Voor uw herstel is het goed om zo snel mogelijk weer zelf te eten en te drinken. Zolang dit nog niet lukt, krijgt u vocht via een infuus. U begint voorzichtig met het drinken van water en thee. Als dit goed gaat, kunt u ook voorzichtig weer proberen te eten. De eerste dagen na de operatie werken uw darmen nog niet goed. Soms geven we dan sondevoeding via een maagsonde.
Vanaf de dag na de operatie is het goed dat u zo snel mogelijk uit bed gaat en beweegt. Dit is om problemen als trombose, doorliggen en het ophopen van slijm te voorkomen. Ga zo rechtop mogelijk in bed zitten, adem diep door en hoest slijm op. Dit is om de kans op een longontsteking te verkleinen.
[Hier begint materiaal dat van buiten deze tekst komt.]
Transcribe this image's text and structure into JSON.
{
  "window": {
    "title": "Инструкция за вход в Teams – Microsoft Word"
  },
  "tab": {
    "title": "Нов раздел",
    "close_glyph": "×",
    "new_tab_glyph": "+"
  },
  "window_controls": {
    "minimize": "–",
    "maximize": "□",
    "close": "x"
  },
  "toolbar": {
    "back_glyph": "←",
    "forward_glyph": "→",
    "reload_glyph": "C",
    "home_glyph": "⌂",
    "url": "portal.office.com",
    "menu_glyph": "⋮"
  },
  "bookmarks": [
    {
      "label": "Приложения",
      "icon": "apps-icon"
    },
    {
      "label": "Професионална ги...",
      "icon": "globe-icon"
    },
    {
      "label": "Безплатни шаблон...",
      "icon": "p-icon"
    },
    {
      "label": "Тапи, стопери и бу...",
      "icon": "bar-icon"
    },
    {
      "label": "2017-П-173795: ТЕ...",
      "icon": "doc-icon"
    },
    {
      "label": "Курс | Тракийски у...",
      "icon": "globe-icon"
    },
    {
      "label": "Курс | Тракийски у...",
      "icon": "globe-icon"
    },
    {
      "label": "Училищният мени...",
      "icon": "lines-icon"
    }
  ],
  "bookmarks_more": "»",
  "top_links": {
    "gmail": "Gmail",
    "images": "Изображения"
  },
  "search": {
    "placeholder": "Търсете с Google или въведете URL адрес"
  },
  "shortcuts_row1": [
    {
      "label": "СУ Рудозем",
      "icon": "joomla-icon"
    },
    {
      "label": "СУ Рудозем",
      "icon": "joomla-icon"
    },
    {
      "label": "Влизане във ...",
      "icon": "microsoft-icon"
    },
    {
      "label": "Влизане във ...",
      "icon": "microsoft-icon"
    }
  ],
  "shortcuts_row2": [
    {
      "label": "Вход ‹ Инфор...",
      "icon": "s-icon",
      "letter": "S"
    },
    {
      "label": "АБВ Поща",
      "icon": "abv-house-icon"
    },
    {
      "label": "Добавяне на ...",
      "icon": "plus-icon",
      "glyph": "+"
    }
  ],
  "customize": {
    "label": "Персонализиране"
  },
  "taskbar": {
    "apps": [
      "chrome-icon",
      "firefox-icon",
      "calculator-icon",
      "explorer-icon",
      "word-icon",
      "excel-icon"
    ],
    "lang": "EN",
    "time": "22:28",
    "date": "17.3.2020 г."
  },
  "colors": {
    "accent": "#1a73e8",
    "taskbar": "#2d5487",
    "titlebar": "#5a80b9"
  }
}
Als u een neoblaas heeft gekregen, heeft u na de operatie een blaaskatheter die uit de plasbuis komt. Deze zorgt ervoor dat de nieuwe blaas genoeg rust krijgt om aan de plasbuis vast te groeien. We halen de blaaskatheter 2-3 weken na de operatie weg. Een darm geeft darmslijm af. Ook als je de darm gebruikt als blaas. Daarom moet u de neoblaas in het begin spoelen, om te voorkomen dat de katheter verstopt raakt met slijm. Na een tijdje verandert het slijm in sliertjes die u uit kunt plassen.
We halen de 'splints' 10-12 dagen na de operatie weg.